Serhat şehri kahraman Erzurum; bütün tarih boyunca çok büyük adamlar yetiştirmiştir.
Buradan bir çok müderris, hadisçi, tefsirci, şair,edip, mutasavvıf, fıkıh adamı ve ulemalar adlarının başına "Erzurumlu" sıfatını takarak isimlerini dünyaya duyurmuşlar ve Erzurum üzerinde "îz" bırakmışlardır.
Mısır Hükümdarlarına Türkçe Ders veren büyük alim Erzurumlu Mustafa Darir'in Siyer-i Nebevisi açık Türkçesiyle bir dil âbidesi gibi önümüzde yükseliyor.

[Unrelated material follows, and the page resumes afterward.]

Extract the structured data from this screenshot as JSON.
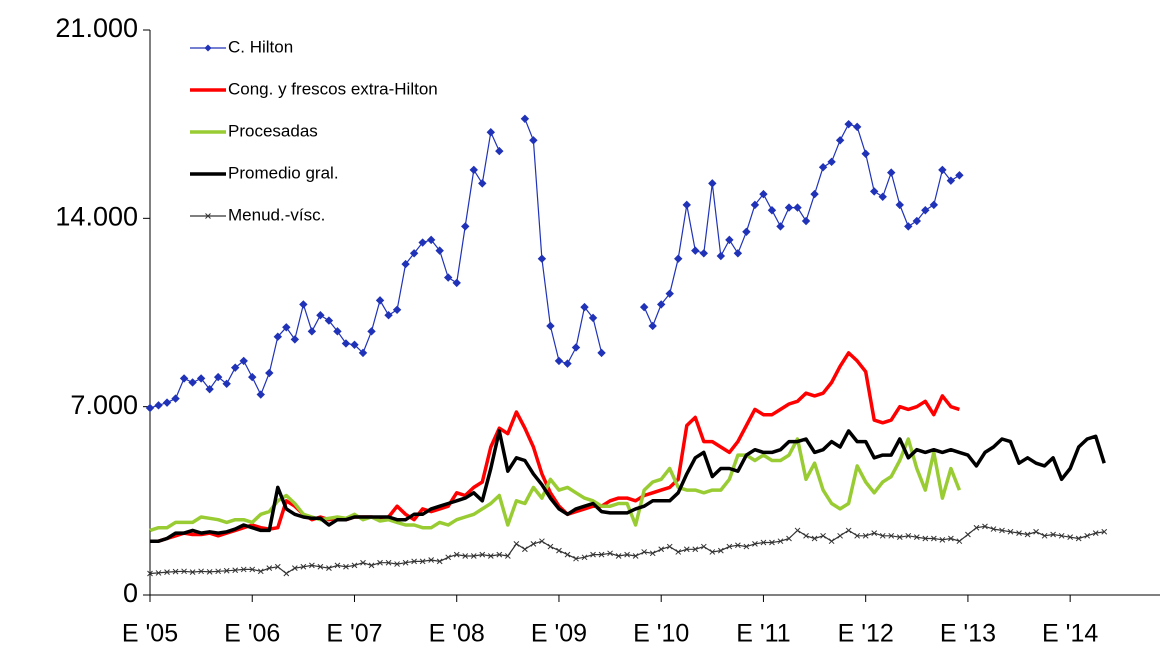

İşte bunlardan birisi de Alvar imamı ismiyle maruf Hacı Muhammed Lütfi Efendi'dir.
Muhammet Lütfî Efendi'nin eseri olan "Hülâsatül Hakayık" Hacı Seyfettin Mazlumoğlu tarafından bastırılarak yayınlanmıştır.
Bu kitabın 503. ncü sayfasında Muhammet Lütfi Efendi'nin özgeçmişi şöyle yazılmıştır.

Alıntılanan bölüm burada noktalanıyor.